Inaudible dialogue can be heard over a nearby patrol car. Lt. Gray turns to the Sergeant saying something about forms, but it’s not exactly clear.
“Yeah, he refused to provide any identification,” the Sergeant replies to the Lieutenant.
“Alright,” the Lieutenant nods to the Sergeant before turning to the man.
“Do you want to provide any identification?”
“I’m not obligated to. I haven’t committed a crime.”
“It doesn’t matter,” Lt. Gray insists. “Officers get paid to be nosy.”
“Yeah, I know that,” the man acknowledges adding the monetary costs associated with interacting with police. “You get paid to put me in jail and dig into my pockets, and I’m not going to let that happen if I can prevent it.”
“We’re not going to dig in your pockets,” Lt. Gray says after the man’s comment went over his head. “But they do get paid to be nosy, asking why you’re here. It’s messy business . . . this stuff that’s going on.”
“I understand that; and I respect that. And then when you say, ‘oh, he’s just filming our guys breaking the law, you’ll let me go on about my way. OK?”
Both men pause for a moment.
“Right? You could do that.But no, oh we can’t let him get away with the evidence. He’s filming our guys running the stop sign over there. We gotta castle this guy and make sure; we don’t want to let the citizens…”
“I highly doubt that the officers were concerned about you video taping them rolling through the stop sign.”
“Why else are you here?”
“Because,” Lt. Gray pauses, searching for an answer. “We want to know why you’re back in, and have a video camera.”
“Do you know I’m in this parking lot twice a day for the past two years?”
“Maybe nobody noticed.”
“I’m here every day; every day I back in. OK? She said it was ‘suspicious’ that I backed in to my parking spot. How is that suspicious? I don’t know.”
“Do you know that I’ve spent hours in this parking lot waiting for my wife. And she’s never on time. I love her but God bless her. She’s never on time. I sit here for hours sometimes,” the man explained.

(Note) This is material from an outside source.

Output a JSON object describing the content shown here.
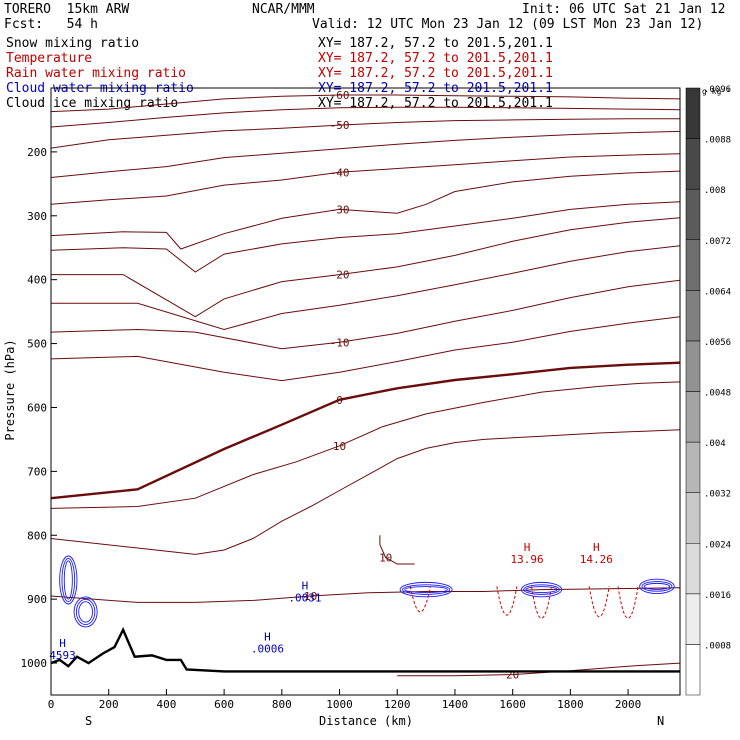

“And I’ve never had this level of attention until the very day I decide after watching you guys watch that stop sign for days and days and days. And then I decide, you know what? I’m going to film that. I think that’s funny. And then all of a sudden one, two three…eight, nine officers,” he counts the cops standing around his SUV.
“Because I filmed you.”
Dialogue ensues for several more minutes as Lt. Gray attempts friendly banter, presumably after it dons on him the recorded interaction doesn’t bode well for him, but then blames the man for “embarrassing his wife in front of all the people she works with every day.”
The man pointed out cops had no reason to ID him.
“You have your opinion of the law, I know the law.”
Apparently, Lt. Gray never got the memo that photography is not a crime.
Interestingly, to his credit, in 2014, Lieutenant Gray received a $225,000 payout along with a promotion and in a whistleblower lawsuit he filed after he was retaliated against for blowing the whistle on inappropriate actions by Assistant Police Chief Ralph Phillips, according to the sun-sentinel.
Gray proceeded with an investigation against Phillips’ son who demanded Gray drop which led to a probable cause affidavit being issued for Scott Phillips’ arrest that ended with charges of fleeing and eluding law enforcement being added the ones Gray arrested him for.